The next rung should be knowledge-based qualification. Armstrong suggested a financial-literacy or competency test: pass it and you qualify. That idea deserves serious treatment. A useful exam would cover illiquidity, dilution, liquidation preferences, valuation marks, secondary-transfer restrictions, fund fees, conflicts of interest, fraud indicators, and the difference between preferred and common economics. Passing it would not make anyone immune to losses. It would at least measure the thing the word “qualified” claims to measure.
For direct single-company exposure, access should scale with risk. A knowledge-qualified investor could face annual caps based on liquid net worth or income, with stricter limits for earlier-stage or less-disclosed offerings and more room for late-stage issuers that provide standardized information. The goal is to prevent ruinous concentration while permitting meaningful participation.
Disclosure should be tiered as well. Harvey’s intermediate-tier idea points in the right direction: keep full public-company disclosure for public listings, but create a lighter, standardized disclosure regime for large private companies seeking broad retail-accessible liquidity. That regime could include audited financial summaries above size thresholds, capitalization structure, material debt and compute commitments, related-party transactions, insider-sale activity, risk factors, transfer restrictions, and a plain-English description of investor rights.
Platforms and intermediaries should carry responsibility. If they market private securities to a wider investor base, they should verify eligibility, enforce caps, disclose compensation, present standardized risk labels, and face liability for misleading presentation. Broader access without credible enforcement would democratize exploitation. Broader access with better disclosure and sharper accountability would democratize opportunity.
The guiding principle should be simple: protect people from deception and ruin, not from the possibility of wealth creation.
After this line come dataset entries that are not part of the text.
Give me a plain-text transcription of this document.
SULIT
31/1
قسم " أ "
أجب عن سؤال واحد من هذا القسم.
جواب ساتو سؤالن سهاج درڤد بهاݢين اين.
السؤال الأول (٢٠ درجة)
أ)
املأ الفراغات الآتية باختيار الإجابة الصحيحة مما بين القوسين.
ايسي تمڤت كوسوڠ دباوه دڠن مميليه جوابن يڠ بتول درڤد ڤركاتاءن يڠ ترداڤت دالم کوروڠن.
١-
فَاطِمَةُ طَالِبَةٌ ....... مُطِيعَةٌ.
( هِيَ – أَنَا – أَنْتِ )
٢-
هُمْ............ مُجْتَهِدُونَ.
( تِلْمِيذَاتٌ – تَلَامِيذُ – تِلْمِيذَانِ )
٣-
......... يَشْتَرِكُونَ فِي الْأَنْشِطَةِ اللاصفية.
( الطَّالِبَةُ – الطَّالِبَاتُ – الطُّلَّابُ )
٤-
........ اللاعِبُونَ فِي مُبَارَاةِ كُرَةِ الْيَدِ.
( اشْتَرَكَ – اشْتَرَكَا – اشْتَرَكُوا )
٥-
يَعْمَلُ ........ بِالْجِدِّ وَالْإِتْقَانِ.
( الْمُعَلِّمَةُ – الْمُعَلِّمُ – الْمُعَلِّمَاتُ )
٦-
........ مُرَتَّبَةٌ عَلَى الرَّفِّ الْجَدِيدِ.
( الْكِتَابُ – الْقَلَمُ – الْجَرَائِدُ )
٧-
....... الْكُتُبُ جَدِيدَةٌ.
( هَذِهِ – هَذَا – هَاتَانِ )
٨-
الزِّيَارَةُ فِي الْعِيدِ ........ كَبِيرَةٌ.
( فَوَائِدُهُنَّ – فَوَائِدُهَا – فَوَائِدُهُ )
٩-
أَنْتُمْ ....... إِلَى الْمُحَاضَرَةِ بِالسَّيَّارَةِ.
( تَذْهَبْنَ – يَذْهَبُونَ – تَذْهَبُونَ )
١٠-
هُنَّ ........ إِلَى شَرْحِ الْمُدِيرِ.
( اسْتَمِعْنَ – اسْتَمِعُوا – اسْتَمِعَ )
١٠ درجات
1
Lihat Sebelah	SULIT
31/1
The next IPO wave will force the issue
SpaceX showed the pattern: a defining company matures in private, accredited capital captures much of the steepest upside, and retail arrives at a price that may be necessary for diversification but less attractive for forward returns.
OpenAI and Anthropic could turn that pattern into a national argument. If AI becomes the general-purpose technology investors believe it may be, then excluding ordinary households from direct early exposure will look less like consumer protection and more like a structural allocation of national upside to private capital.
The accredited-investor rule was born from a noble fear: that ordinary people could be misled into securities they did not understand. The modern fear should be different: that ordinary people will be locked out of companies they understand, use, work around, and help finance indirectly through the economy built around them.
Nearly a century after the Securities Act, America does not need to abandon investor protection. It needs to update the instrument. Disclosure can be strengthened. Fraud can be punished. Concentration can be capped. Competence can be tested. Access can be diversified.
What should disappear is the rich-person password.